The European Banking Authority (EBA) issued today an Opinion addressed to National Supervisory Authorities (NSAs) on Good Practices for the Risk Management of Exchange Traded Funds (ETFs). ETFs are generally securities that track a commodity, an index, or a basket of assets like an index fund, but trade like a stock on an exchange and therefore experience price changes throughout the day.
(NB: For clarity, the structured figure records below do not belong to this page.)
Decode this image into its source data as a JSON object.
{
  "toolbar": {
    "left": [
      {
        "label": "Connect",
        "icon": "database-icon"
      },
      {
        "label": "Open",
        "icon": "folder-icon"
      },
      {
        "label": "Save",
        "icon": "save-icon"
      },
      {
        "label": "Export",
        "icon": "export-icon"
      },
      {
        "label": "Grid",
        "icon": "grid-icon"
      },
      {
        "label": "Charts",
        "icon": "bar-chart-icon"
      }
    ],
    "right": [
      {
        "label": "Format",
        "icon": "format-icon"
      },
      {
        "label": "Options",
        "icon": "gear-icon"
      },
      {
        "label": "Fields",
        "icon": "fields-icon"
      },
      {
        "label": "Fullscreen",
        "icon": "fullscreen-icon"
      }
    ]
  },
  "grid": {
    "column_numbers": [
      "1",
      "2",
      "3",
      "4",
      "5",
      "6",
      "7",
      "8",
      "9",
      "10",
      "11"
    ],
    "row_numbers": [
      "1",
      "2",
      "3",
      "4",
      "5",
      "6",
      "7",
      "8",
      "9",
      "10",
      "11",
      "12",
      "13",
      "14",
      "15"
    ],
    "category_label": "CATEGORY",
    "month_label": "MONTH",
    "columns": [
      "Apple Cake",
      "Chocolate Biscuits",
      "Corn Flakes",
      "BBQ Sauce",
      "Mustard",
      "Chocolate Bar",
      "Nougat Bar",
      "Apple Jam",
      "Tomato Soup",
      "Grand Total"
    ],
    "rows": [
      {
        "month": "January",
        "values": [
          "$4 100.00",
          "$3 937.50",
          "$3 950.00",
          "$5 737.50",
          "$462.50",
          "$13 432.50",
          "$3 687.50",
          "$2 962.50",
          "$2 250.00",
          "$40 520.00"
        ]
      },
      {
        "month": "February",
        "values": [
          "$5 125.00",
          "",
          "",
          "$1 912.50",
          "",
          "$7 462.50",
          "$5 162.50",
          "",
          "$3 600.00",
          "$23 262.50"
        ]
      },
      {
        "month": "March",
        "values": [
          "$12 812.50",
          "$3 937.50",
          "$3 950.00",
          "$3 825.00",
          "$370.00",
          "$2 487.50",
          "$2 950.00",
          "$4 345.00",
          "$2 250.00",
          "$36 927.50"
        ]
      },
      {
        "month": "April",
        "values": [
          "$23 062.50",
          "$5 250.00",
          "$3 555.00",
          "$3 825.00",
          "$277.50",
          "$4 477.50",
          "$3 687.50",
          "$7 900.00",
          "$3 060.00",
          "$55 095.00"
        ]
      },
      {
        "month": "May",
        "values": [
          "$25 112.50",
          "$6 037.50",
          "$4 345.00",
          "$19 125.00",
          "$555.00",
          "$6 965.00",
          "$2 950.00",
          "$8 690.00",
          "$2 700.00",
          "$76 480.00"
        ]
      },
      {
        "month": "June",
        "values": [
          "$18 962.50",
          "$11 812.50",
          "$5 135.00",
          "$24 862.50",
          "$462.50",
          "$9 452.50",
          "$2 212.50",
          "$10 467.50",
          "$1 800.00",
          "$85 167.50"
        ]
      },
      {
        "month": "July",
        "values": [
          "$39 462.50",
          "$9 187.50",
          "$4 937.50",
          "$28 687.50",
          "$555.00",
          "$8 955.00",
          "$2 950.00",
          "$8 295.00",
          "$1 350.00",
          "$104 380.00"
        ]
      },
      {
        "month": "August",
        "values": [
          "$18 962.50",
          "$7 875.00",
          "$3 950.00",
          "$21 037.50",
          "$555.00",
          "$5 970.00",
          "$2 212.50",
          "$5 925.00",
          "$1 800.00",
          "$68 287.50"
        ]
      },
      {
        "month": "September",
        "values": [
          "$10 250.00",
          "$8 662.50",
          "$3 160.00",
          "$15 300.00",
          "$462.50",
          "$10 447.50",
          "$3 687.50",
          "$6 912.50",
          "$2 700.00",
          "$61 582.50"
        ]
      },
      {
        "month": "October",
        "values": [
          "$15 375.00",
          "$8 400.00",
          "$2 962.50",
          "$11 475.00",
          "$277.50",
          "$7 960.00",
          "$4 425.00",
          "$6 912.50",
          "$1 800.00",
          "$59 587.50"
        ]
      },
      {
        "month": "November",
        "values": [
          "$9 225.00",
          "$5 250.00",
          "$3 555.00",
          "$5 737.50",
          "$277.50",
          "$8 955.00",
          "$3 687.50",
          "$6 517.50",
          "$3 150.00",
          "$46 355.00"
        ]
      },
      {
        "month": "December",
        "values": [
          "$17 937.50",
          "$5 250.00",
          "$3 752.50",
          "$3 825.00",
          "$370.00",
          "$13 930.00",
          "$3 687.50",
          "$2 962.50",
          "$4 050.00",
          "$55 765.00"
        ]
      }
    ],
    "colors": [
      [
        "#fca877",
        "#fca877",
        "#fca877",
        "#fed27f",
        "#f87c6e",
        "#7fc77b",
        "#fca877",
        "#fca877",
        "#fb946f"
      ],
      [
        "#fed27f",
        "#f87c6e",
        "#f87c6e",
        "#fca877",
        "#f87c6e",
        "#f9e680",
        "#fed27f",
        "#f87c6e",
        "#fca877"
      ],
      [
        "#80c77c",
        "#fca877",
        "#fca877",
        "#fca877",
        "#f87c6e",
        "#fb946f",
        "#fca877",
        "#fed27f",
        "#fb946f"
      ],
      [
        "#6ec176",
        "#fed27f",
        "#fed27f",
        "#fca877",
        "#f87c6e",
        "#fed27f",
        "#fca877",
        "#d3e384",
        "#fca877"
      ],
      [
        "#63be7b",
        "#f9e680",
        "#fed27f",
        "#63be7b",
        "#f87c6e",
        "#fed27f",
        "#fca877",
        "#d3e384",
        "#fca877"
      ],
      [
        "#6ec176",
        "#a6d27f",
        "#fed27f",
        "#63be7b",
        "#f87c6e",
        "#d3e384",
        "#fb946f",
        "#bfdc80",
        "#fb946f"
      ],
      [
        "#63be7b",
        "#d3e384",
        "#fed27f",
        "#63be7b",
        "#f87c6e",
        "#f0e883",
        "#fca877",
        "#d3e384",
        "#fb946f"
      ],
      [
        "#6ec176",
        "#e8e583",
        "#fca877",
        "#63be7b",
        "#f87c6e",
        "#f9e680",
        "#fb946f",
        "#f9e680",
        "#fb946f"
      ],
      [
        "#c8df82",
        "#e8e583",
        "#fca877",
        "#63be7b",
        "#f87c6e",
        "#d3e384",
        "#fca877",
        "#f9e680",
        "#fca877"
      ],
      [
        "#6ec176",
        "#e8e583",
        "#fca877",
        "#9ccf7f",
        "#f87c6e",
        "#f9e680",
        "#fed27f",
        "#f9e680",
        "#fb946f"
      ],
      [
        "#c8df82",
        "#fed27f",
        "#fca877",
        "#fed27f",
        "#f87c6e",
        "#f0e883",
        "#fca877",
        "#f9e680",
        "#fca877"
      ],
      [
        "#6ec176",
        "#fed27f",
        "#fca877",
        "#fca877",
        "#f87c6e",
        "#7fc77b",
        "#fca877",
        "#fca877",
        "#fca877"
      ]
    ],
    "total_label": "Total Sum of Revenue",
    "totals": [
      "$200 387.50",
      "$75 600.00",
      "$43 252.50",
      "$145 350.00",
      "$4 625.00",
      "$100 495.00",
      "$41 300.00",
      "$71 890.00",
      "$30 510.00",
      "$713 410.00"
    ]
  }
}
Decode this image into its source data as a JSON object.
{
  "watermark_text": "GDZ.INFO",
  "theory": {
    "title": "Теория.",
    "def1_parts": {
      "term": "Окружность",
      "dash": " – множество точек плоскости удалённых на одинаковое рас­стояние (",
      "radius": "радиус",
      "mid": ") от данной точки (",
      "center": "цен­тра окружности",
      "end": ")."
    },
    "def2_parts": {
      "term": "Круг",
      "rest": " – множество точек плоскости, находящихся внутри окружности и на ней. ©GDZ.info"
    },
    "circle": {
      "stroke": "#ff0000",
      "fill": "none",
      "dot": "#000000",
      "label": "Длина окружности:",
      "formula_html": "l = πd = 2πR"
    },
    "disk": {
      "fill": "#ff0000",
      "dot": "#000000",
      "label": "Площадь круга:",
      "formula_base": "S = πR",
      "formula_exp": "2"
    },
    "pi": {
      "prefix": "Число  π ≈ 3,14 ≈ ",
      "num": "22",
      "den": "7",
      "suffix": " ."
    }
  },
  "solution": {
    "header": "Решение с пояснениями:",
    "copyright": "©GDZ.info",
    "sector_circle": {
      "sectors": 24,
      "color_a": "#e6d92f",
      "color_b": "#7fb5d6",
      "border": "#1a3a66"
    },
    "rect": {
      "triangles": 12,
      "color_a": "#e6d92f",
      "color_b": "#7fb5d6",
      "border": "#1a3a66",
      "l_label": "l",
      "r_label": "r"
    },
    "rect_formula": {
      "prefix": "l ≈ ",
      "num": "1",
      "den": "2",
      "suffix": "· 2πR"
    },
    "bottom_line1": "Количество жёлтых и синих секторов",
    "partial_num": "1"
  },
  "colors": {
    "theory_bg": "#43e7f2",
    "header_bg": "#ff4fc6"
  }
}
This report is designed to outline a high level description of Good Practices with respect to the management of key risks that credit institutions encounter through their ETF business units, or when dealing with ETFs. Good Practices attempt to ensure that potential risks associated with ETFs are managed adequately from the perspective of the credit institution – and indirectly from the perspective of its customers. More specifically, the Good Practices intend to bring some guidance to the evaluation of risk that might emerge at bank level through their operational relationships with ETFs. These Good Practices do not focus on risk management on fund level or on direct aspects of consumer protection.
The actual mode of implementation of the Good Practices will depend heavily on the very specific setting and characteristics of the institutions concerned, including the level of their involvement in the ETF business and the relevance of those activities. While some Good Practices may already be applied, for some market participants even stronger standards may be appropriate.
The Good Practices attempt to ensure that potential risks associated with ETFs are managed adequately from the perspective of the credit institution – and indirectly from the perspective of its customers. They will ultimately contribute to the convergence of supervisory culture and practices in the EU.
The Good Practices include a list of relevant questions to assist NSAs in gaining an accurate picture of banks’ involvement in the ETF business, and the adequacy of banks’ management of associated risks such as liquidity and market risks.
The Good Practices are adopted as an EBA Opinion under Article 29(2) and are, therefore, not legally binding. Their implementation will depend on the specific characteristics of the credit institutions concerned as well as on their involvement in ETF operations.